Shire Sues Allergan In Dry-Eye Donnybrook


    Earlier this week Shire (SHPG) sued Allergan (AGN) for allegedly blocking access to its dry-eye drug from certain Medicare Part D drug plans:

    Shire SHPG -1.53% PLC filed an antitrust suit against Allergan AGN -0.51% PLC, alleging Allergan’s contracts with Medicare Part D drug plans for its Restasis eye drops effectively blocked access to Shire’s rival drug.

    The complaint, filed Monday in federal court in Newark, N.J., says Shire offered steep discounts in bids to secure insurance coverage of the company’s dry-eye drug Xiidra but the Part D plans refused, due to Allergan’s “bundled discounts, exclusive dealing” and other tactics.

    “There was not a level playing field for us to compete” in Part D, John Neeley, Shire’s head of U.S. pricing and market access, said in an interview.
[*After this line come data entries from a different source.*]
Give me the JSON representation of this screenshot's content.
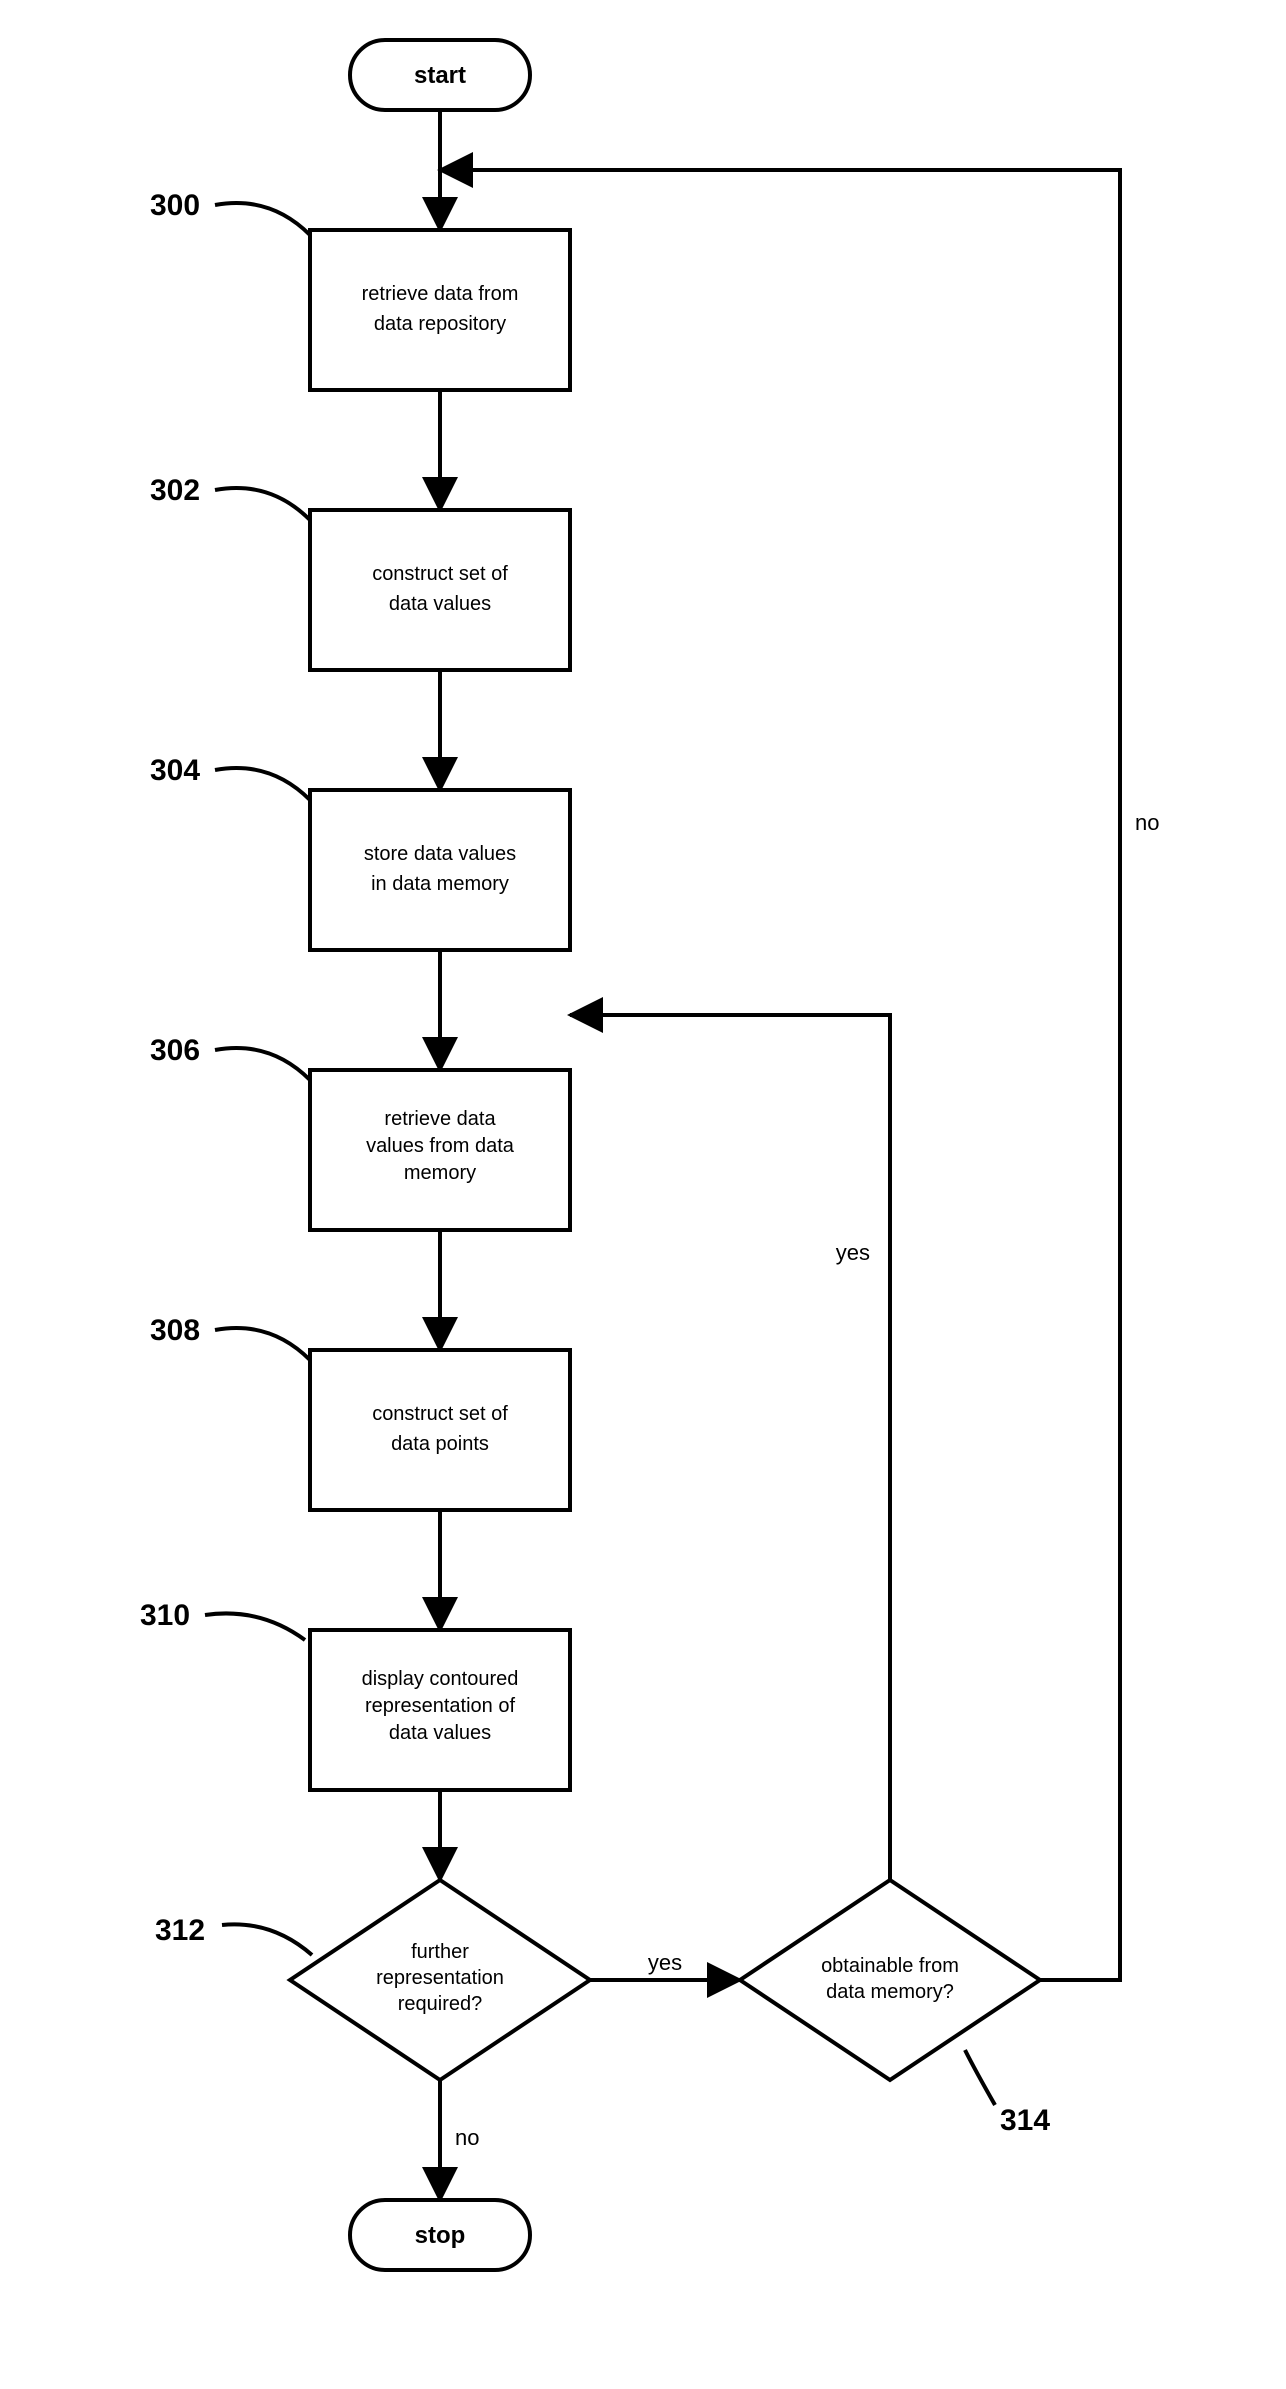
{
  "terminals": {
    "start": "start",
    "stop": "stop"
  },
  "steps": {
    "s300": {
      "label": "300",
      "text1": "retrieve data from",
      "text2": "data repository"
    },
    "s302": {
      "label": "302",
      "text1": "construct set of",
      "text2": "data values"
    },
    "s304": {
      "label": "304",
      "text1": "store data values",
      "text2": "in data memory"
    },
    "s306": {
      "label": "306",
      "text1": "retrieve data",
      "text2": "values from data",
      "text3": "memory"
    },
    "s308": {
      "label": "308",
      "text1": "construct set of",
      "text2": "data points"
    },
    "s310": {
      "label": "310",
      "text1": "display contoured",
      "text2": "representation of",
      "text3": "data values"
    }
  },
  "decisions": {
    "d312": {
      "label": "312",
      "text1": "further",
      "text2": "representation",
      "text3": "required?"
    },
    "d314": {
      "label": "314",
      "text1": "obtainable from",
      "text2": "data memory?"
    }
  },
  "edges": {
    "yes": "yes",
    "no": "no"
  }
}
Some 13% of Part D patients have access to Xiidra on their drug formularies, compared with about 88% of commercially insured patients, a Shire spokeswoman says. Shire SHPG -1.53% PLC filed an antitrust suit against Allergan AGN -0.51% PLC, alleging Allergan’s contracts with Medicare Part D drug plans for its Restasis eye drops effectively blocked access to Shire’s rival drug.

    The lawsuit comes as Allergan is under siege from generic drug makers – Teva (TEVA), Mylan (MYL),  and Pfizer (PFE) – who want to offer generic Restasis. It is suing them in federal court to block a copycat version of the drug. Allergan also sold its Restasis patents to the Mohawk Indian Tribe in order to avoid an inter partes review (“IPR”) brought on by Mylan. The Shire lawsuit adds another player to the current dry-eye donnybrook.

    Restasis represents 9% of its total revenue; according to Bernstein the drug accounts for 15% of its income. In Q2 2017 Restasis and Xiidra had sales of $354 million and $57 million, respectively. Restasis’ revenue was up 10% sequentially; however, it fell 9% Y/Y as Xiidra made its presence felt. Xiidra’s revenue was up 46% sequentially as the product continues its ascent.

    Xiidra could have a competitive advantage in that it is a prescription eye drop indicated to treat both the signs and symptons of dry-eye. Meanwhile, Restasis is only indicated to help increase tear production. Xiidra’s efficacy in dry-eye could allow it to take rapid share from Restasis.

    How The Lawsuit Could Impact Allergan

    Shire’s lawsuit implies that Allergan has used “‘bundled discounts, exclusive dealing’ and other tactics” to keep Xiidra off of certain Part D plans. The lawsuit could impact Allergan in the following ways:

    It Could Create Another Blow To Allergan’s Reputation

    Allergan’s growth is dead and it is defending top-selling Restasis at all costs. It recently accused Imprimis (IMMY) and two other firms of manufacturing and selling unapproved new drugs, which is against the law. Imprimis called Allergan’s lawsuit “frivolous” and implied it was an attempt to keep Imprimis’ new dry-eye drug off the market.

    Now the company is under congressional scrutiny for transferring the patents to the Mohawk Tribe:

    Congress is inquiring about the nature of Allergan’s relationship with the Mohawk Tribe and about competition in the dry-eye market. The inquiry could lead to full blown investigation. With the congressional inquiry and Allergan’s constant defense of its Restasis patents, when does management find time to do its day job? The Shire lawsuit could cause another blow to Allergan’s reputation as extremely litigious. It could also create another distraction for management.

    Allergan says it does not want the “double-jeopardy” of facing a patent challenge in federal court and via an IPR. However, the sale of the Restasis patents, the lawsuit against Imprimis, and the lawsuit to block generic manufacturers all give the impression Allergan simply does not want competition for Restasis. Shire’s claims of Allergan using tactics to block Xiidra’s access to certain Part D plans lends credence to that assertion.

    It Could Give Xiidra Access To More Part D Plans

    Allergan and the dry-eye industry are already on lawmakers’ radar. Pricing for a dry-eye regimen is around $5,000 per year. More competition could potentially cause prices to fall and more dry-eye infecteds to afford the medication. The fact that Shire claims it offered steep discounts to get onto Part D plans and still could not get access, could potentially draw attention from lawmakers.

    Ultimately, the lawsuit and potentially political pressure could prompt Medicare to give a higher percentage of Part D patients access to Xiidra. In that scenario, Allergan’s dry-eye market share and revenue could fall even faster.


    Greater access for Xiidra to Part D plans could hurt Allergan. AGN remains a sell.